Том 9. Учитель музыки - Алексей Ремизов
Шрифт:
Интервал:
Закладка:
– Может, вас тут знает кто?
А кому тут знать, в Вержболове? И вдруг вспоминаю: видел, в буфете, и как раз против меня за столиком сидел, тоже чай пил и тоже, как я, распаривался благодушно, артист Варламов23, и я заметил, ротмистр подходил к нему.
– Постойте, есть! Сидит тут в буфете артист Варламов, известный всей России.
– Варламов, как же! – и ротмистр с необыкновенной готовностью вышел справиться обо мне в буфет.
А я остался с жандармами. Признаюсь, и посмотреть на них мне было страшно.
– Нет, не слыхал, не знает! ничего не знает!
«Ну, – думаю, – погасили!».
– По телеграфу вас задержать велено, – сказал ротмистр как-то совсем по-другому, совсем не так, как встретил, или прочитал он что на моем «погашенном» лице? – вот и ваша карточка.
И как глянул я на карточку, так не то, что в сапоги, а из сапог вот-вот душа выскочит: поразительно – моя! я – вылитый я! все, и глаза и нос и даже шляпа, с меня, с меня самого! А вместе с тем, не могу уловить что, а не мое – нет, не я. И вижу, что не я, а в чем дело, не догадываюсь.
И долго бы мне так в догадках мучиться, спасло наитие – на наитии, как известно, основаны все великие изобретения – снял я шляпу, да себя за ухо: то за одно, то за другое.
– Уши, – говорю, – видите?
А сам все тяну: то за одно, то за другое.
– Уши не мои.
Тут и ротмистр к ушам. И все жандармы – и откуда такой народ подбирается рослый, жандармы! – все жандармы за ротмистром: посмотрят на карточку – и на уши, и опять на карточку – и на меня.
– Ошибка! не ваши! совершенно верно.
И я почувствовал, как в руках у меня очутился паспорт – ротмистр в руку его мне сунул.
До вагона дошел я без шляпы: в одной руке – шляпа, в другой паспорт, в третьей… (от страха и других высоких чувств не только теряют голову – голову потерял! – но, я вас уверяю, что-то новое приобретается!) в третьей руке – уши.
До вагона провожал меня ротмистр: с ним тоже раз было, это он мне дорогой рассказал, чуть не «погасили»…

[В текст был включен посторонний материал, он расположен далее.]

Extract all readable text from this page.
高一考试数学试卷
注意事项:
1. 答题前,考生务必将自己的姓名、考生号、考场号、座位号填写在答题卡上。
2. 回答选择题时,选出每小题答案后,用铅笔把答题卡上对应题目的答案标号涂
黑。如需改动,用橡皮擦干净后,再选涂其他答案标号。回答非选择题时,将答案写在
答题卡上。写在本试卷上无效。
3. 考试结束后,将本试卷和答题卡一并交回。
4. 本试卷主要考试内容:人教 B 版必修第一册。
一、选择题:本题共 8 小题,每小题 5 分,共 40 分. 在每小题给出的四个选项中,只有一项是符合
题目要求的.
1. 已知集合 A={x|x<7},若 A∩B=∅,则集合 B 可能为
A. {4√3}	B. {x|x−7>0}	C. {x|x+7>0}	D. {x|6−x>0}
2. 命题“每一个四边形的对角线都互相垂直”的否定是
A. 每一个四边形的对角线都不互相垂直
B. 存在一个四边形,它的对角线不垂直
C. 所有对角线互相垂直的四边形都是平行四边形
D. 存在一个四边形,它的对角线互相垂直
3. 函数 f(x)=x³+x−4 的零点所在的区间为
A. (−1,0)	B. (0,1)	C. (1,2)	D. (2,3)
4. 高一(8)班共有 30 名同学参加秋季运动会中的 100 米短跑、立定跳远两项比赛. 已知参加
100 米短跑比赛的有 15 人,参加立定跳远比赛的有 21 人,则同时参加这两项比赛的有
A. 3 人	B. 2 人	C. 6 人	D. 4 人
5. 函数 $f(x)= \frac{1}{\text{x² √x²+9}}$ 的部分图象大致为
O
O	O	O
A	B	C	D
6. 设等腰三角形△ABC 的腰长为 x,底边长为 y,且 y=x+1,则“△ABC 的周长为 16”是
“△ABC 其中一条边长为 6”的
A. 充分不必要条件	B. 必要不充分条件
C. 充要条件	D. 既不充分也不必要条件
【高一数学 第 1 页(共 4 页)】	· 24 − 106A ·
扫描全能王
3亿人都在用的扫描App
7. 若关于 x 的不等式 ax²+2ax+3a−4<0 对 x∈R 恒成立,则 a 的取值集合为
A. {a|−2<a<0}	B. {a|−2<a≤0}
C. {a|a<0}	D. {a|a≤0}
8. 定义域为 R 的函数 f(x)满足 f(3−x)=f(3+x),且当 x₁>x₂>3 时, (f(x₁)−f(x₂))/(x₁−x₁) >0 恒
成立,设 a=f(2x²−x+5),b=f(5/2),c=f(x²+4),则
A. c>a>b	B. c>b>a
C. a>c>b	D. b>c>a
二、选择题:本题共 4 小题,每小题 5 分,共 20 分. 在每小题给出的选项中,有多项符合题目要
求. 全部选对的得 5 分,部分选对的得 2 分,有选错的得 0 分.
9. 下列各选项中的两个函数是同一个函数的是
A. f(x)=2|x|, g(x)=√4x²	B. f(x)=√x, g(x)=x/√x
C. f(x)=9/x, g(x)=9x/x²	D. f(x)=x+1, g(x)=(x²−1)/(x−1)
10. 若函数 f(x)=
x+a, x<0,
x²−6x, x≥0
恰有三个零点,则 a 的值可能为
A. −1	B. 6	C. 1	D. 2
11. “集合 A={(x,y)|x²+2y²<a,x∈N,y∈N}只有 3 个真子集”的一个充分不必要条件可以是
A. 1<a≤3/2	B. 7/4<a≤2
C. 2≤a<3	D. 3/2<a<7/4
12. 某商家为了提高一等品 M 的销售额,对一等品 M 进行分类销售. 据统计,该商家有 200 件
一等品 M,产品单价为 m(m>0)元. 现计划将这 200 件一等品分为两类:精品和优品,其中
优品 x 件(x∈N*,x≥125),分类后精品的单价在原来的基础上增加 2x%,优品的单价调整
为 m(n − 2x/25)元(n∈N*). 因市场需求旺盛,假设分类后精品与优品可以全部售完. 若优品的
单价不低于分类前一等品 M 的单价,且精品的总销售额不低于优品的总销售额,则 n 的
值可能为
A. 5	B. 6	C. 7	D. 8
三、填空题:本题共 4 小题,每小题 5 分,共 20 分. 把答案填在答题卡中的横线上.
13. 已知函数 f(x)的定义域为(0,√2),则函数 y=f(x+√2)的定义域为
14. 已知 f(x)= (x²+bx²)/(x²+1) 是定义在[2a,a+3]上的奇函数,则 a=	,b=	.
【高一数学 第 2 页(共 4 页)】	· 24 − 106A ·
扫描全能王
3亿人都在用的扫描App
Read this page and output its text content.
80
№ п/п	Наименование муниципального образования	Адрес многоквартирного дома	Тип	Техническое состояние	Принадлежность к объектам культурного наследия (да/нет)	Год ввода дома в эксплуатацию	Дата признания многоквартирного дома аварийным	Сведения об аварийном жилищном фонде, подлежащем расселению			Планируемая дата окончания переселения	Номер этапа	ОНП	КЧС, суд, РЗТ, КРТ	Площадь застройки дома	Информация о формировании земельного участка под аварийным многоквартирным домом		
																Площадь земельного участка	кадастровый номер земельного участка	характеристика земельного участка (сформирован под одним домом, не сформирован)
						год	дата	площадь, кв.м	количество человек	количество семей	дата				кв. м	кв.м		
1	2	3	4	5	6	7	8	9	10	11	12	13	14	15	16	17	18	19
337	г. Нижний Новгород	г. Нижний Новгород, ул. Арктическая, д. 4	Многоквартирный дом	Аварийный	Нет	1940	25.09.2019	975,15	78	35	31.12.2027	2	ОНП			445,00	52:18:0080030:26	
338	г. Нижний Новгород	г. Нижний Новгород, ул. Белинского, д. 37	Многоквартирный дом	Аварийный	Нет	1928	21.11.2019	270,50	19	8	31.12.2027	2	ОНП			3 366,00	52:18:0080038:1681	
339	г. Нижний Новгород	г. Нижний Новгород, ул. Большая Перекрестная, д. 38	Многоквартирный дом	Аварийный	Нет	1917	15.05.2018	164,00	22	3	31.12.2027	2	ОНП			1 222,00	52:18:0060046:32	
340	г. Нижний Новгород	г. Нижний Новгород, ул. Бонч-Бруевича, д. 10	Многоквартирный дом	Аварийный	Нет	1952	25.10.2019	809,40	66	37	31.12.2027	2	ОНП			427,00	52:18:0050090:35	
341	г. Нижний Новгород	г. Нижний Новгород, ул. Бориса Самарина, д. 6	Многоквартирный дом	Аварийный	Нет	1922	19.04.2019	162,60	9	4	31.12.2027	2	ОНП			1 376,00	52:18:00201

* * *Три кукушки одна за другой прокуковали полночь. Оставалось только посошок да и по домам. И на загладку обнес хозяин пряником – заглядишься: как сливки самые густые, такой на вид, и конь на нем в упряжи вскачь несется, везет телегу, – из Городца пряник, Городецкий, а раскусить не то что зубом, не возьмет и зубило, а надпись: «берегися».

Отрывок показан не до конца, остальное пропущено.